Storyteller Abel Silvas (Juaneño Band of Mission Indians) will serve as Master of Ceremonies for the Marketplace’s entertainment stage. Visitors will enjoy live performances by storyteller Jacque Nunez (Acjachemen Nation) and champion hoop dancer Terry Goedel; contemporary Native music by Shelley Morningsong and the Fontenelle Family Dance Group; Toveema Southern California coastal Native song and dance presented by the Carmelo Family; new Native music by Ed Kabotie and Adrian Wall of Twin Rivers; and traditional drumming, singing, and dancing by the Wild Horse Singers and Dancers.
Live demonstrations of weaving, painting, flint knapping, soapstone carving, mask making, gourd art, and traditional jewelry making will engage visitors with the artists. Children can make their own beaded bracelets and Zuni pokeans (hacky sacks). Taste tradition with Hopi piki bread prepared by Ruby Chimerica, enjoy a frybread taco served up by Auntie’s Frybread Kitchen, or pick up some BBQ or tamales from Spice It Up and Corn Maiden.
The Frybread Queen by Carolyn Dunn
Sunday, November 7, 2:00 p.m.
Native Voices at the Autry will present a staged reading of The Frybread Queen by Carolyn Dunn (Muskogee Creek, Seminole, Cherokee) on Sunday, November 7, 2010, at 2:00 p.m. in the Wells Fargo Theater.
American Indian Arts Marketplace Admission*
Free for Autry Members and Children under 9
$12 General Admission
$8 Students with current ID and Seniors (60+)
*Includes museum admission
American Indian Arts Marketplace is sponsored by Edison International and Macy’s. For more information about the American Indian Arts Marketplace at the Autry, visit TheAutry.org.
Images: Turquoise necklaces; buffalo hide ledger art; silver and stone cuffs; storyteller Jacque Nunez (Acjachemen Nation). First four photos by Danielle Klebanow. Ruby Chimerica (Hopi) making piki bread. Photo by Abel Gutierrez.
About the Autry National Center
The Autry National Center, formed in 2003 by the merger of the Autry Museum of Western Heritage with the Southwest Museum of the American Indian and the Women of the West Museum, is an intercultural history center dedicated to exploring and sharing the stories, experiences, and perceptions of the diverse peoples of the American West. Located in Griffith Park, the Autry’s collection of over 500,000 pieces of art and artifacts, which includes the collection of the Southwest Museum of the American Indian, is one of the largest and most significant in the United States. The Autry Institute includes two research libraries: the Braun Research Library and the Autry Library. Exhibitions, public programs, K–12 educational services, and publications are designed to examine critical issues of society, offering insights into solutions and the contemporary human condition through the Western historical experience.

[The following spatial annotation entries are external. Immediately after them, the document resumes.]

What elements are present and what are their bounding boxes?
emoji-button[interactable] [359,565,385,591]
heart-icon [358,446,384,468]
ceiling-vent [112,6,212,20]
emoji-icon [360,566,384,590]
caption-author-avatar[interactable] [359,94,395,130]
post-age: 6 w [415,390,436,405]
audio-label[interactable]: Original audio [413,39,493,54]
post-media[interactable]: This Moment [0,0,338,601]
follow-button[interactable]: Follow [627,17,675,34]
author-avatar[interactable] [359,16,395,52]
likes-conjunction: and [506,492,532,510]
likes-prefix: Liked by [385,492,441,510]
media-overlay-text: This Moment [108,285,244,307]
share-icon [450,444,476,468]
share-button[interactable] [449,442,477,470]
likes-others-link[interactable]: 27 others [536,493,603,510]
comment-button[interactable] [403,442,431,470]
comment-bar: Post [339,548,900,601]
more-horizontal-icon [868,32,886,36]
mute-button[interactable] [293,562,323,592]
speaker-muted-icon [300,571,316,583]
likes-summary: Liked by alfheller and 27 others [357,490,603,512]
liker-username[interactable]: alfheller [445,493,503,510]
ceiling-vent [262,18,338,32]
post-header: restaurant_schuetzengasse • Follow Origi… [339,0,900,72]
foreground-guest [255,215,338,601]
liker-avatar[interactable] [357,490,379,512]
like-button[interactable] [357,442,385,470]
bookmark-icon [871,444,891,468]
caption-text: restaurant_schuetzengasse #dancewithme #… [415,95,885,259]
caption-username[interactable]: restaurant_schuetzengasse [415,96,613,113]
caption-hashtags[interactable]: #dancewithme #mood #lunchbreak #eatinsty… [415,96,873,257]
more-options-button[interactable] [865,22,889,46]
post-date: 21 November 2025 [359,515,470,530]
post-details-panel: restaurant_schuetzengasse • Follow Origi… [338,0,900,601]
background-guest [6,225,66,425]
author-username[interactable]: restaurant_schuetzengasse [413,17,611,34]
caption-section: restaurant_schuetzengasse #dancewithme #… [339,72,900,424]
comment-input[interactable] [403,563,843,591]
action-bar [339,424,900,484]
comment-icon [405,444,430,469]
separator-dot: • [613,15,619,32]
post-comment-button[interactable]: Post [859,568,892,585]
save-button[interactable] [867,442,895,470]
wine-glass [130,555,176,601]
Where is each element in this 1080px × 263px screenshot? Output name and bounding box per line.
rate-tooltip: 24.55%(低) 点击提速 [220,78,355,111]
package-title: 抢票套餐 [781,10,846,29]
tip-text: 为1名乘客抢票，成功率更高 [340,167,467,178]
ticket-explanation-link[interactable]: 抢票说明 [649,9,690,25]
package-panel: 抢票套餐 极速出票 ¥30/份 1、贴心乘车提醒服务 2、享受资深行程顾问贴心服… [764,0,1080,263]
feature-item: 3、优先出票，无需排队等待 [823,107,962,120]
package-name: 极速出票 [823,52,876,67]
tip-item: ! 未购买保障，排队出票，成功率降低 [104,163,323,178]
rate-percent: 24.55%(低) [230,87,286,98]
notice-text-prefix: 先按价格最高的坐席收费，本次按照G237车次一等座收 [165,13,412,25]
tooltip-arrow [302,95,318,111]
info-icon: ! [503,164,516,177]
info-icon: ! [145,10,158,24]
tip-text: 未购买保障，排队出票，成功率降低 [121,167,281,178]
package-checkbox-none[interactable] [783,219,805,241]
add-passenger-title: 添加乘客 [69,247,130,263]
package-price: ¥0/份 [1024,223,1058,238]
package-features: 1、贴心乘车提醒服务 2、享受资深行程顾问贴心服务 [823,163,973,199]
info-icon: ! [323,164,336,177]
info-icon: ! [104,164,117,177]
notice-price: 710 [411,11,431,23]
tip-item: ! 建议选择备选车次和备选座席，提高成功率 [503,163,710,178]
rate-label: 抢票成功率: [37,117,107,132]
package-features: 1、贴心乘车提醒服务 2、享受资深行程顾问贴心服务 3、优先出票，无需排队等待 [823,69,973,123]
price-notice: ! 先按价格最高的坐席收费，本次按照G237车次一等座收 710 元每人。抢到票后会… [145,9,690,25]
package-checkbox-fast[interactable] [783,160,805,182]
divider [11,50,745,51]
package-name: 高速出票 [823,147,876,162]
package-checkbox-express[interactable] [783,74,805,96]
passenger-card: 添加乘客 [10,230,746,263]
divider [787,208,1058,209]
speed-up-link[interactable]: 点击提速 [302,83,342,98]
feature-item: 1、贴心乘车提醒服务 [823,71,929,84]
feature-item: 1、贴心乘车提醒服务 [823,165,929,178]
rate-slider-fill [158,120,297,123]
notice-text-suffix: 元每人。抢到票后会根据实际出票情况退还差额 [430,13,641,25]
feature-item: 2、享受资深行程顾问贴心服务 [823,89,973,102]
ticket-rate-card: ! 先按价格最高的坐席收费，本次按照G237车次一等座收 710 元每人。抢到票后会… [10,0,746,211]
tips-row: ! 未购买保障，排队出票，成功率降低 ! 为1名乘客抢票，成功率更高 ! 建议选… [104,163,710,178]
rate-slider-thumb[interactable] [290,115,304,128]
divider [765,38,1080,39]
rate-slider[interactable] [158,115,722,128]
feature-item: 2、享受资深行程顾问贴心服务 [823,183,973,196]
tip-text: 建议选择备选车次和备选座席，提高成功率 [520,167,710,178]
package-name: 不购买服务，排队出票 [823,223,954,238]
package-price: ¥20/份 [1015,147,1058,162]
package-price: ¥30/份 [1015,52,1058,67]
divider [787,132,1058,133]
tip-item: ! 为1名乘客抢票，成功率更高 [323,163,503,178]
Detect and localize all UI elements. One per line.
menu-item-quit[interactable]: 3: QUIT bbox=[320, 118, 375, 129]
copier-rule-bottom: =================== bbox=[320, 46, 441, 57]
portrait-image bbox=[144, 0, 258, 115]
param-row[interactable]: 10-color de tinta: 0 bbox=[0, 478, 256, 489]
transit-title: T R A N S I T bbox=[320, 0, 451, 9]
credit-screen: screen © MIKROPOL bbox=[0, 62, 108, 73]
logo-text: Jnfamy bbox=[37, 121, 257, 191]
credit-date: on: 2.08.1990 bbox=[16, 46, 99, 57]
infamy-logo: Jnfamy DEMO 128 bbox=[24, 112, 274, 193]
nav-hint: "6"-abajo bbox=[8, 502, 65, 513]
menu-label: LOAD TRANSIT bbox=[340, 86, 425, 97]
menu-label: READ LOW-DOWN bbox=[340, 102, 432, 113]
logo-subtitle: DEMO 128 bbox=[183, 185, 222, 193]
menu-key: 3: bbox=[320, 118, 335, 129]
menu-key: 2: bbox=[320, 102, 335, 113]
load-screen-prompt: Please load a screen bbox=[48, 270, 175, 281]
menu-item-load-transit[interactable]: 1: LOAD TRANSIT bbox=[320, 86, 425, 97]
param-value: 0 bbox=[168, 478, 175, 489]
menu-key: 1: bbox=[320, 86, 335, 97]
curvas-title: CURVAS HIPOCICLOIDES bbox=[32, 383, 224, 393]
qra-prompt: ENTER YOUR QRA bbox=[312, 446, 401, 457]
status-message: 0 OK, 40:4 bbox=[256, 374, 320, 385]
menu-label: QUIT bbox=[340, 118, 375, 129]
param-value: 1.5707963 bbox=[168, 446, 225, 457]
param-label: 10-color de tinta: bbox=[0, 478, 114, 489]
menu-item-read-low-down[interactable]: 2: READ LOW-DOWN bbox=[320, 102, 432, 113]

Weekday hours of operation for the Autry National Center’s museum at its Griffith Park location are Tuesday through Friday, 10:00 a.m. to 4:00 p.m. The Autry Store’s weekday hours are Tuesday through Friday, 10:00 a.m. to 4:30 p.m., and the Golden Spur Cafe is open Tuesday through Sunday, 9:00 a.m. to 4:30 p.m. Saturday and Sunday hours for the museum and the Autry Store are 11:00 a.m. to 5:00 p.m. The museum, the Autry Store, and the cafe are closed on Mondays. The libraries are open to researchers by appointment.
Museum admission is $9 for adults, $5 for students and seniors 60+, $3 for children 3–12, and free for Autry members, veterans, and children age 2 and under. Admission is free on the second Tuesday of every month.